5 Things You Need to Know about LEED 2012

Green Building

5 Things You Need to Know about LEED 2012

With the third public comment period now closed, LEED 2012 is about to enter the next phase of its delivery process. Starting June 1, the balloting period officially beings. In the meantime, eligible parties should opt into the Members-Only Consensus Body and pore over the latest drafts of LEED 2012 in preparation for a vote this summer.


Butler University's LEED Gold College of Pharmacy and Health Science (COPHS) Expansion. Image property of Butler University.


As part of the LEED 2012 Regionalization Chapter Task Force for USGBC Indiana, I have spent a considerable amount of time examining the latest drafts. I quickly ascertained that LEED 2012 will present a significant departure from the previous versions of LEED. Here are five things you need to know about LEED 2012:

1. LEED 2012 will expand into new market sectors.
The next version of LEED will offer variations of the rating system tailored for data centers, warehouses and distribution centers, hospitality, existing schools, existing retail, and mid-rise homes.

2. LEED 2012 adds considerable rigor to the rating system’s technical content.
Proposed technical changes will raise the bar significantly. The increased rigor is already prompting impassioned criticism throughout certain circles. From my vantage point, it appears that many have lost sight of the notion that once the market uptake of LEED makes certification relatively easy and cost-neutral, then it becomes necessary to increase stringency and “lead” the way toward further market transformation.

3. LEED 2012 features new credits and new categories.
The next version of LEED will introduce a realignment of credit categories that better separate LEED credits based on scale.

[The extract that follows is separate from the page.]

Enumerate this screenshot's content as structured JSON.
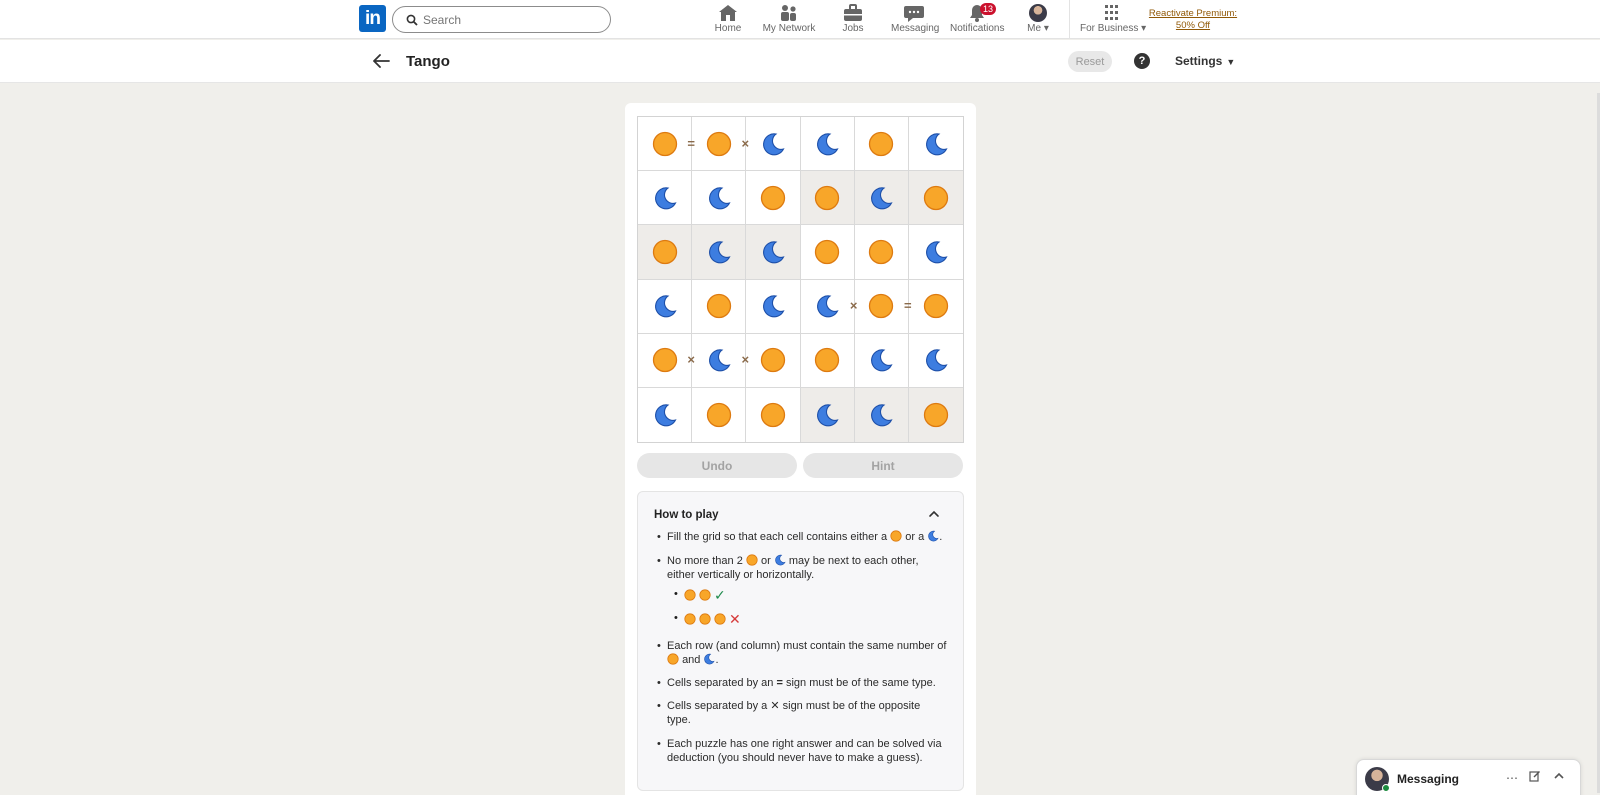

For example, the new Location and Transportation category will feature credits that encourage development in relatively dense areas near a diversity of uses and viable alternative transportation options. The Sustainable Sites category will better emphasize the relationships between projects and ecosystems. On the other end of the spectrum, the Materials and Resources category is an example of a category that focuses specifically on the building scale.

4. LEED 2012 credit weightings have been reassessed.
Revised credit weightings will more closely align LEED with the priorities of the USGBC community. Whereas LEED 2009 weightings were based on the US EPA Environmental Impact Categories, LEED 2012 weightings are based on impact categories developed by USGBC.

5. LEED 2012 represents a shift toward a focus on building performance and on-going resource monitorization.
The consensus-based development model has always allowed LEED to respond to the needs of the market. The biggest criticism of LEED over the past several years has been its lack of focus on actual building performance. This has been addressed by several initiatives offered by USGBC over the past several years. However, LEED 2012 will take unprecedented strides toward providing measurement and performance tools that will foster on-going building performance assessment to better ensure that systems are properly maintained and optimized.

There are many other interesting aspects to LEED 2012, including its strides toward global consistency, its more robust efforts at integrating regional teams to instill greater geographic responsiveness, and its features that promote an integrated process and automated project documentation.